Drawn to water

I noticed a theme as I wandered through the galleries. I greeted old friends hanging on the walls of the Art Institute. But I also like noticing what speaks to me on a particular visit. I noticed this time it was water. Bodies of water. Usually waves, a turbulent ocean. Was my nostalgia for the coast coming through in the art I was drawn to?

I noticed Renoir’s Seascape. Renoir is not really known for water paintings, but that’s what spoke to me—the soft blues and greens of this Impressionist. Huh. I moved on.

Then there was Jules Dupré’s Barks Fleeing Before the Storm. Normally, I don’t think this painting would have grabbed me. It is dark and foreboding. Maybe something was going on with me and water.

I later found myself standing before Monet’s Water Lilies. Well, at least this attraction seems normal. This painting is light and airy, a typical favorite of even those with a passing knowledge of Impressionism.

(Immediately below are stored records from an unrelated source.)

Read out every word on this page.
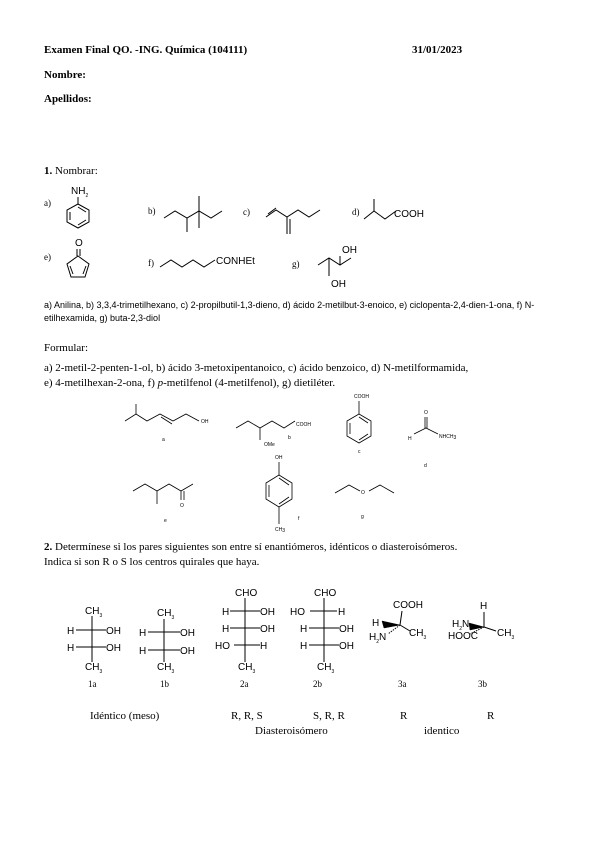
Examen Final QO. -ING. Química (104111)	31/01/2023
Nombre:
Apellidos:
1. Nombrar:
a)
b)	c)	d)
e)
f)	g)
$NH_2$
COOH
O
CONHEt
OH
OH
a) Anilina, b) 3,3,4-trimetilhexano, c) 2-propilbutil-1,3-dieno, d) ácido 2-metilbut-3-enoico, e) ciclopenta-2,4-dien-1-ona, f) N-etilhexamida, g) buta-2,3-diol
Formular:
a) 2-metil-2-penten-1-ol, b) ácido 3-metoxipentanoico, c) ácido benzoico, d) N-metilformamida,
e) 4-metilhexan-2-ona, f) p-metilfenol (4-metilfenol), g) dietiléter.
OH
a
COOH
OMe
b
COOH
c
O
H	NHCH3
d
O
e
OH
CH3
f
O
g
2. Determínese si los pares siguientes son entre sí enantiómeros, idénticos o diasteroisómeros.
Indica si son R o S los centros quirales que haya.
$CH_3$
H	OH
H	OH
$CH_3$
$CH_3$
H	OH
H	OH
$CH_3$
CHO
H	OH
H	OH
HO	H
$CH_3$
CHO
HO	H
H	OH
H	OH
$CH_3$
COOH
H
$H_2N$ $CH_3$
H
$H_2N$
HOOC $CH_3$
1a	1b	2a	2b	3a	3b
Idéntico (meso)	R, R, S	S, R, R	R	R
Diasteroisómero	identico
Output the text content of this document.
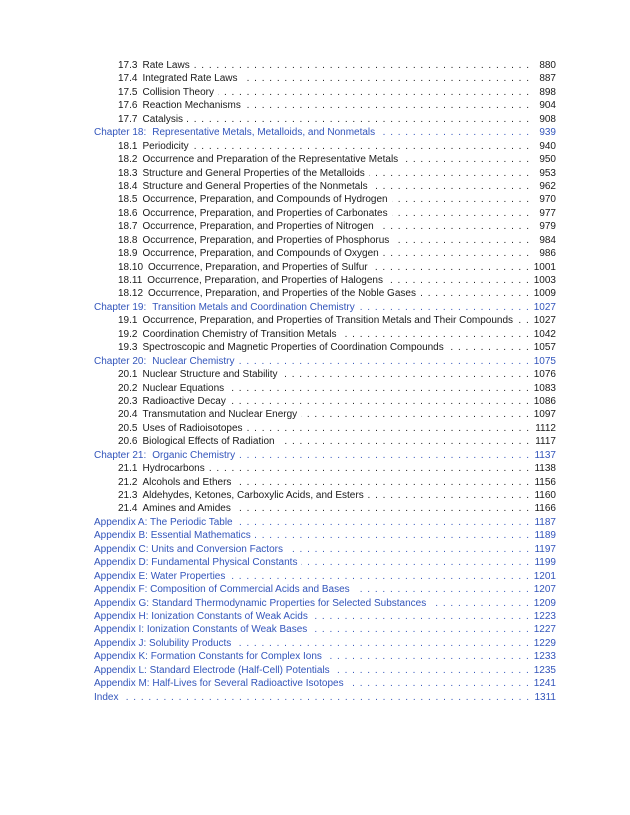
17.3 Rate Laws . . .	880
17.4 Integrated Rate Laws . . .	887
17.5 Collision Theory . . .	898
17.6 Reaction Mechanisms . . .	904
17.7 Catalysis . . .	908
Chapter 18: Representative Metals, Metalloids, and Nonmetals . . .	939
18.1 Periodicity . . .	940
18.2 Occurrence and Preparation of the Representative Metals . . .	950
18.3 Structure and General Properties of the Metalloids . . .	953
18.4 Structure and General Properties of the Nonmetals . . .	962
18.5 Occurrence, Preparation, and Compounds of Hydrogen . . .	970
18.6 Occurrence, Preparation, and Properties of Carbonates . . .	977
18.7 Occurrence, Preparation, and Properties of Nitrogen . . .	979
18.8 Occurrence, Preparation, and Properties of Phosphorus . . .	984
18.9 Occurrence, Preparation, and Compounds of Oxygen . . .	986
18.10 Occurrence, Preparation, and Properties of Sulfur . . .	1001
18.11 Occurrence, Preparation, and Properties of Halogens . . .	1003
18.12 Occurrence, Preparation, and Properties of the Noble Gases . . .	1009
Chapter 19: Transition Metals and Coordination Chemistry . . .	1027
19.1 Occurrence, Preparation, and Properties of Transition Metals and Their Compounds . . . 1027
19.2 Coordination Chemistry of Transition Metals . . .	1042
19.3 Spectroscopic and Magnetic Properties of Coordination Compounds . . .	1057
Chapter 20: Nuclear Chemistry . . .	1075
20.1 Nuclear Structure and Stability . . .	1076
20.2 Nuclear Equations . . .	1083
20.3 Radioactive Decay . . .	1086
20.4 Transmutation and Nuclear Energy . . .	1097
20.5 Uses of Radioisotopes . . .	1112
20.6 Biological Effects of Radiation . . .	1117
Chapter 21: Organic Chemistry . . .	1137
21.1 Hydrocarbons . . .	1138
21.2 Alcohols and Ethers . . .	1156
21.3 Aldehydes, Ketones, Carboxylic Acids, and Esters . . .	1160
21.4 Amines and Amides . . .	1166
Appendix A: The Periodic Table . . .	1187
Appendix B: Essential Mathematics . . .	1189
Appendix C: Units and Conversion Factors . . .	1197
Appendix D: Fundamental Physical Constants . . .	1199
Appendix E: Water Properties . . .	1201
Appendix F: Composition of Commercial Acids and Bases . . .	1207
Appendix G: Standard Thermodynamic Properties for Selected Substances . . .	1209
Appendix H: Ionization Constants of Weak Acids . . .	1223
Appendix I: Ionization Constants of Weak Bases . . .	1227
Appendix J: Solubility Products . . .	1229
Appendix K: Formation Constants for Complex Ions . . .	1233
Appendix L: Standard Electrode (Half-Cell) Potentials . . .	1235
Appendix M: Half-Lives for Several Radioactive Isotopes . . .	1241
Index . . .	1311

Then there was the dark stillness of Sohlberg’s Fisherman’s Cottage. A dark Norwegian scene…night descending. A certain calmness drew me in. I wanted to go there. Live there.

In Rosenthal’s rendition of an episode from the Arthurian legends, Elaine lays stretched out as an anonymous boatman ferries her body to Camelot. The boat slowly glides through the nearly still water. Myth and unrequited love intertwine in this painting, exuding an air of fatalism.

Whether turbulent light waves, dark storm-foreboding waves, ponds of water lilies, a dark body of water surrounded by evergreens at twilight, or a journey of the dead over calm water, water was speaking to me that day. Perhaps I was missing the coast more than I thought.